Oaklawn: First Mission makes amends, runs off with Essex
They came, they saw and, boy, did they ever conquer.
Godolphin, a worldwide breeding/racing juggernaut, two-time Eclipse Award winning trainer Brad Cox and nationally prominent jockey Florent Geroux teamed to sweep Oaklawn’s stakes doubleheader Saturday with even-money favorites.
Roughly a half-hour after Nash dominated the one-mile $200,000 Hot Springs Stakes for 3-year-olds, First Mission delivered an emphatic encore in the Grade 3, $600,000 Essex Handicap, run at nine furlongs for older horses.
The Essex was a bounce-back performance for First Mission ($4.20), who was exiting a disappointing ninth-place finish in his 4-year-old debut, the $3 million Pegasus World Cup Invitational (G1) on Jan. 27 at Gulfstream Park. A Grade 3 winner last year, First Mission was never involved in the 1 1/8-mile Pegasus and beaten 20 1/2 lengths.

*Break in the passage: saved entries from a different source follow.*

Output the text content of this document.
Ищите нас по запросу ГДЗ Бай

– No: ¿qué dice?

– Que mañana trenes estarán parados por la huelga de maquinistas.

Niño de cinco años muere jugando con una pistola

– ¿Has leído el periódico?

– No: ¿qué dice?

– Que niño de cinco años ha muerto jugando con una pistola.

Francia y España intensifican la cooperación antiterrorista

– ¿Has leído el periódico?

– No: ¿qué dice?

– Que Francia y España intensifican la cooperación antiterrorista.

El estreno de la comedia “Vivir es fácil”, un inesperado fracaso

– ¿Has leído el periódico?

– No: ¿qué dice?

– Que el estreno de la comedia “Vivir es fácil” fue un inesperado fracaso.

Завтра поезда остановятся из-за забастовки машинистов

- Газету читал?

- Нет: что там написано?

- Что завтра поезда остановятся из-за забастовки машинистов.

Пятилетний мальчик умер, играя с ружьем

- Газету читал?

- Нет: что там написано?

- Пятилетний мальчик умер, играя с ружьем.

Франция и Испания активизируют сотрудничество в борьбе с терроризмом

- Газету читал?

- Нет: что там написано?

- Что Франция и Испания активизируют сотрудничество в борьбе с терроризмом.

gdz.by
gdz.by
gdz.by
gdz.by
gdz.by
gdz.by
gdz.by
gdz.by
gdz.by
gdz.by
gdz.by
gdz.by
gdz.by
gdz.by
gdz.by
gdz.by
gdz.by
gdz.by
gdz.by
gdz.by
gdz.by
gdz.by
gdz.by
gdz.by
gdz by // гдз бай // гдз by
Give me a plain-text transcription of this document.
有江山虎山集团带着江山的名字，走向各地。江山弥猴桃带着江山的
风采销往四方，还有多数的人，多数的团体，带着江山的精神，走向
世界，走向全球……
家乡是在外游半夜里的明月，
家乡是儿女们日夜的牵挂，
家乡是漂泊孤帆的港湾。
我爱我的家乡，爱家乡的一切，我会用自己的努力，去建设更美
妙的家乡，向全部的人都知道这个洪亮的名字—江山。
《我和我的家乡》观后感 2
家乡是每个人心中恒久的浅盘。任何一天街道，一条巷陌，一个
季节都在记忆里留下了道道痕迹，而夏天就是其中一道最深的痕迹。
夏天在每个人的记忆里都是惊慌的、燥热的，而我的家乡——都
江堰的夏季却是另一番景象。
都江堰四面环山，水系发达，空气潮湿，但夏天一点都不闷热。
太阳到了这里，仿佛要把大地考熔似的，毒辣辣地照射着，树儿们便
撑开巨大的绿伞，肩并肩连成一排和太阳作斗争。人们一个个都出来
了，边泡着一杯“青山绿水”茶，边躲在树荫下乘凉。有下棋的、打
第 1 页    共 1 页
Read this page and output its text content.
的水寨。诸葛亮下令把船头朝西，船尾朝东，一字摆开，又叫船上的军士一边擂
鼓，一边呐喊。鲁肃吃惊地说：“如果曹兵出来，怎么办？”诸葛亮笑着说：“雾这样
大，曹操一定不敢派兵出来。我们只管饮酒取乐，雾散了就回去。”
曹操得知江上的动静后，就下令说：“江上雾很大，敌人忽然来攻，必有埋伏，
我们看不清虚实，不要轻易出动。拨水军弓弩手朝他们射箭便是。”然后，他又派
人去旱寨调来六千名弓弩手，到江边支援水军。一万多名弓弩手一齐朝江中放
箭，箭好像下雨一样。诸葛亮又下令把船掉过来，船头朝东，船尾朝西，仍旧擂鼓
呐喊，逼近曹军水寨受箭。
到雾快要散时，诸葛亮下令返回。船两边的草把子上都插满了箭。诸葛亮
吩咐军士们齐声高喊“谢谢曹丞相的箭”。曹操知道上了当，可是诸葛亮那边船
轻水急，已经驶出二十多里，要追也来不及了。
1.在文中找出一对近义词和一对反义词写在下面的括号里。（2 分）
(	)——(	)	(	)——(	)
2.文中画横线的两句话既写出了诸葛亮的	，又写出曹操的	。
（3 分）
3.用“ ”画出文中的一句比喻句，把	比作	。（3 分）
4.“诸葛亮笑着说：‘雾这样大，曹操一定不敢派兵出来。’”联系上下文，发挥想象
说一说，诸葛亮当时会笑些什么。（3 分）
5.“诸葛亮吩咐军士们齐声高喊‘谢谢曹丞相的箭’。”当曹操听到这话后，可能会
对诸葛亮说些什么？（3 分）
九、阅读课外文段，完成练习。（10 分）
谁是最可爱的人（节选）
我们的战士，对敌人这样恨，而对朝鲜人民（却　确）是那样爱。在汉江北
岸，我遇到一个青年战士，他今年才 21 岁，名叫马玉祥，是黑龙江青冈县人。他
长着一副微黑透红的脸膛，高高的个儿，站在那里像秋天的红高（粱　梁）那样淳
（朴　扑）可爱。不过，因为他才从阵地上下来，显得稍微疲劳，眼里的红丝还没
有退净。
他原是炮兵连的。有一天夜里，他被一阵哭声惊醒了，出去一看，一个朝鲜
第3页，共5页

In the Essex, previously run at 1 1/16 miles, First Mission was a forward factor from the start and stalked front-running Great Escape on the outside before taking command on the second turn. First Mission, who finished five lengths ahead of War Campaign, ran the distance in a meet-best 1:49.76 over a fast track.
Geroux said the victory was as easy as it looked for First Mission.
“Great trip from the outside," he said. "He broke good and I tried to establish a good position. Looked like there wasn’t a crazy amount of speed. And from the outside (post 8), I was able to get over pretty easily without asking him too much. From there, at the three-eighths pole, I could see everybody trying to ask their horses and from there he (First Mission) was just cruising. He won very easily.”
First Mission, a son of 2007 Kentucky Derby winner Street Sense, won for the fourth time in seven starts to increase his career earnings to $822,110.